E neppure un rigo su chi, come l'ente nazionale protezione animali di Savona, impegnato dal 1996 contro la mattanza di caprioli e di cinghiali, senza trascurare il cuore cerca di usare anche un po' di cervello e ricorda, assolutamente inascoltato, una incontrovertibile verità:
Se si è finora affidato solo ai fucili dei cacciatori il controllo di tali animali ed essi continuano ad aumentare, assieme al numero di soggetti uccisi ed ai danni arrecati, è evidente che questo non è il sistema idoneo per contenerli.
E di conseguenza e logica propone alcune iniziative, sempre ignorate e che spera vengano assunte dai Ministri competenti (tra cui il verde Pecoraro Scanio), forse meno succubi dei cacciatori:
1) Commissionare ad istituti scientifici, non legati ai cacciatori, studi di fattibilità e ricerche, propedeutici a campagne di somministrazione di sostanze «specie-specifiche», in grado di limitare le nascite delle specie selvatiche in presunto soprannumero.
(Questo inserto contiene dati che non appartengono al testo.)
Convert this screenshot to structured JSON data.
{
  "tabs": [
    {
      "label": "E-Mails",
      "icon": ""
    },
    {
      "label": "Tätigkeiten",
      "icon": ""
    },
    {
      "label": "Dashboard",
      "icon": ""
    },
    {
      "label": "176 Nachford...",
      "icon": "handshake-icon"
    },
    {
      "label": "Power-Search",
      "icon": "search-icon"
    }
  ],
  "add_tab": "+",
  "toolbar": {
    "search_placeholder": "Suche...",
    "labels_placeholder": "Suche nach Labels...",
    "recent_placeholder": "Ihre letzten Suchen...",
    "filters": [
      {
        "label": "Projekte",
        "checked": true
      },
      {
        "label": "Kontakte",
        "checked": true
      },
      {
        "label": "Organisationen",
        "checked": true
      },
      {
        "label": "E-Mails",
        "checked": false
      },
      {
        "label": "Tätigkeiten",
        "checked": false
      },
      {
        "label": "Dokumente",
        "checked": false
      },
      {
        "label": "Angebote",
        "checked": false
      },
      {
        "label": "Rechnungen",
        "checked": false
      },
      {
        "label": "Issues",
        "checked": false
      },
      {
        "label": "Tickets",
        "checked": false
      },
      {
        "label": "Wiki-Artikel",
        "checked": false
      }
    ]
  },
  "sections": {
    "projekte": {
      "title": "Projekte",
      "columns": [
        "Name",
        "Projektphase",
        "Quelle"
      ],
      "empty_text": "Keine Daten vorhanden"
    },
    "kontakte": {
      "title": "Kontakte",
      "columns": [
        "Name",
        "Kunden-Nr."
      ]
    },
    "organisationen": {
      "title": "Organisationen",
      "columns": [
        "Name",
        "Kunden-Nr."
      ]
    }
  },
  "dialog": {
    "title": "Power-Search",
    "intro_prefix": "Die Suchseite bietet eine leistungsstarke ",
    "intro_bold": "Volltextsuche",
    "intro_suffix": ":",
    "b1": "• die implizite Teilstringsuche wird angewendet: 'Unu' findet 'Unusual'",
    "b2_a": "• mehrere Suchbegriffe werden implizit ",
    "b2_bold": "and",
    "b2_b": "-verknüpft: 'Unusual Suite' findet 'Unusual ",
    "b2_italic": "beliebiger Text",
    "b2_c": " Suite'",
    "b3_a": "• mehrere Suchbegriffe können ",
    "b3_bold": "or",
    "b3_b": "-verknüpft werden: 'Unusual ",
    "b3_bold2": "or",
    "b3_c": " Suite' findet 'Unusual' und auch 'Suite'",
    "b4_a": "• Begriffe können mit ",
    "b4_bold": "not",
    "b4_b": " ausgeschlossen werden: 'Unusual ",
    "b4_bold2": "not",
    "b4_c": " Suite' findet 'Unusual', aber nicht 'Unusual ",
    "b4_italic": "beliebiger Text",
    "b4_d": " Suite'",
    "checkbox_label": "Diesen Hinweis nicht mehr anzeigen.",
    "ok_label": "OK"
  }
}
Non è detto a priori che esistano soluzioni valide; ma almeno proviamo a cercarle con onestà intellettuale e rigore scientifico, libero da interessate interferenze!
2) Sperimentare la costituzione, in zone e boschi lontani dalle colture, da aprile a settembre, di depositi di cibo continuamente riforniti (ortaggi, vegetali e sale), eventualmente recuperati dagli scarti delle produzioni alimentari, per limitare la mobilità degli animali.
3) Fornire alle aziende agricole i «pastori elettrici», cavi alimentati da batterie a basso voltaggio (procura solo fastidio) che impediscono l'avvicinamento alle colture; e contributi per costruire recinzioni robuste attorno ai campi e reti di protezione attorno ai fusti dei giovani alberi e polloni.